Carbonate and sulphide scales are directly linked together and differ from other inorganic scales because they are intimately linked to the in-situ concentrations of CO2 and H2S, which influence the local pH and availability of reactive species. In previous publications, we described a rigorous workflow (step-by-step procedure) to accurately predict carbonate and sulphide scaling profiles from reservoir to separator using commonly available field data (Verri et al., 2017a). Although the workflow we describe is rigorous, the numerical results produced are of course subject to errors of different types.
In the present paper we identify and describe three key categories of data and procedures that must be correctly gathered and used in order to obtain accurate carbonate and sulphide scale predictions: these relate to field measurements, data handling procedures, choice of software, model equations and parameters. Moreover, in this work we estimate the impact of unreliable field measurements on the final carbonate and sulphide scaling profiles, with particular focus on gas and water chemistry errors.

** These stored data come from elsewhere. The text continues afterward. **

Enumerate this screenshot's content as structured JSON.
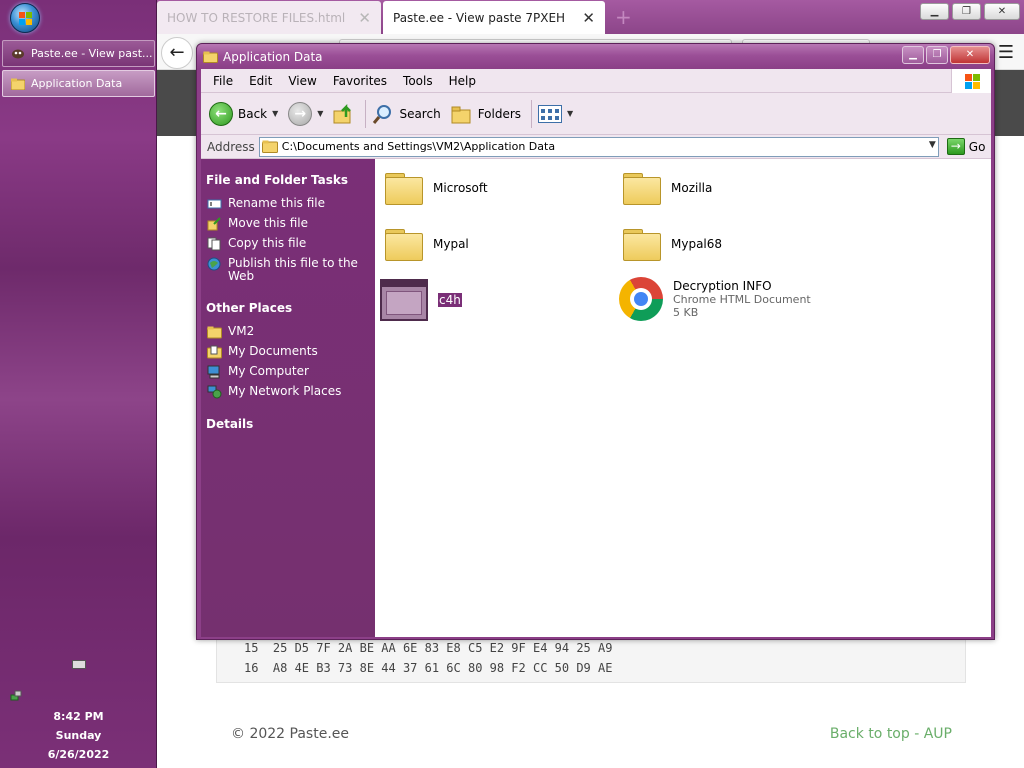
{
  "taskbar": {
    "items": [
      {
        "label": "Paste.ee - View past...",
        "active": false
      },
      {
        "label": "Application Data",
        "active": true
      }
    ],
    "clock": {
      "time": "8:42 PM",
      "day": "Sunday",
      "date": "6/26/2022"
    }
  },
  "browser": {
    "tabs": [
      {
        "label": "HOW TO RESTORE FILES.html"
      },
      {
        "label": "Paste.ee - View paste 7PXEH"
      }
    ],
    "hex_lines": [
      "15  25 D5 7F 2A BE AA 6E 83 E8 C5 E2 9F E4 94 25 A9",
      "16  A8 4E B3 73 8E 44 37 61 6C 80 98 F2 CC 50 D9 AE"
    ],
    "footer": {
      "copyright": "© 2022 Paste.ee",
      "back_to_top": "Back to top",
      "separator": " - ",
      "aup": "AUP"
    }
  },
  "explorer": {
    "title": "Application Data",
    "menu": [
      "File",
      "Edit",
      "View",
      "Favorites",
      "Tools",
      "Help"
    ],
    "toolbar": {
      "back_label": "Back",
      "search_label": "Search",
      "folders_label": "Folders"
    },
    "address": {
      "label": "Address",
      "path": "C:\\Documents and Settings\\VM2\\Application Data",
      "go_label": "Go"
    },
    "tasks": {
      "file_folder_heading": "File and Folder Tasks",
      "file_folder_items": [
        "Rename this file",
        "Move this file",
        "Copy this file",
        "Publish this file to the Web"
      ],
      "other_places_heading": "Other Places",
      "other_places_items": [
        "VM2",
        "My Documents",
        "My Computer",
        "My Network Places"
      ],
      "details_heading": "Details"
    },
    "files": [
      {
        "name": "Microsoft",
        "type": "folder"
      },
      {
        "name": "Mozilla",
        "type": "folder"
      },
      {
        "name": "Mypal",
        "type": "folder"
      },
      {
        "name": "Mypal68",
        "type": "folder"
      },
      {
        "name": "c4h",
        "type": "application",
        "selected": true
      },
      {
        "name": "Decryption INFO",
        "type": "chrome-html",
        "subtitle": "Chrome HTML Document",
        "size": "5 KB"
      }
    ]
  },
  "colors": {
    "theme_purple": "#8c3f88",
    "taskpane_purple": "#7a2f77",
    "footer_link_green": "#6aae6a"
  }
}
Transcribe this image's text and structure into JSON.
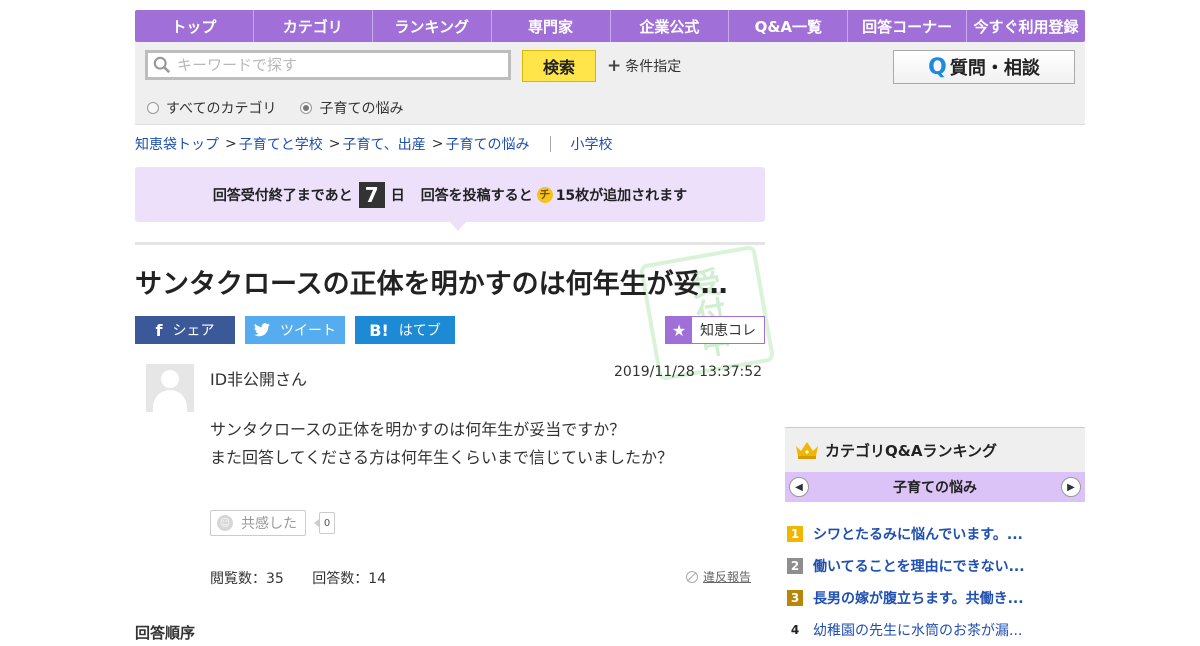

By varying important parameters such as gas phase CO2 and H2S concentration, water pH and alkalinity, Ca2+ and Fe2+ levels, we assess the impact that errors in these measurements could have on the final scale prediction profiles.
This work presents a comprehensive and systematic description of the common errors and challenges associated with the prediction of pH dependent scales (CaCO3, FeS, FeCO3). Moreover, the impact of various parameters on the final scale prediction results is established to distinguish between critical and non-critical data input in PVT and scale prediction software. The results from our analysis suggest that field measurement errors may not play a big role in high scaling risk scenarios, but that they are moreimportant in low/medium scaling systems. In addition, our calculations demonstrate the impact of increasing H2S on calcium carbonate scaling profile, which has not been previously addressed in the literature.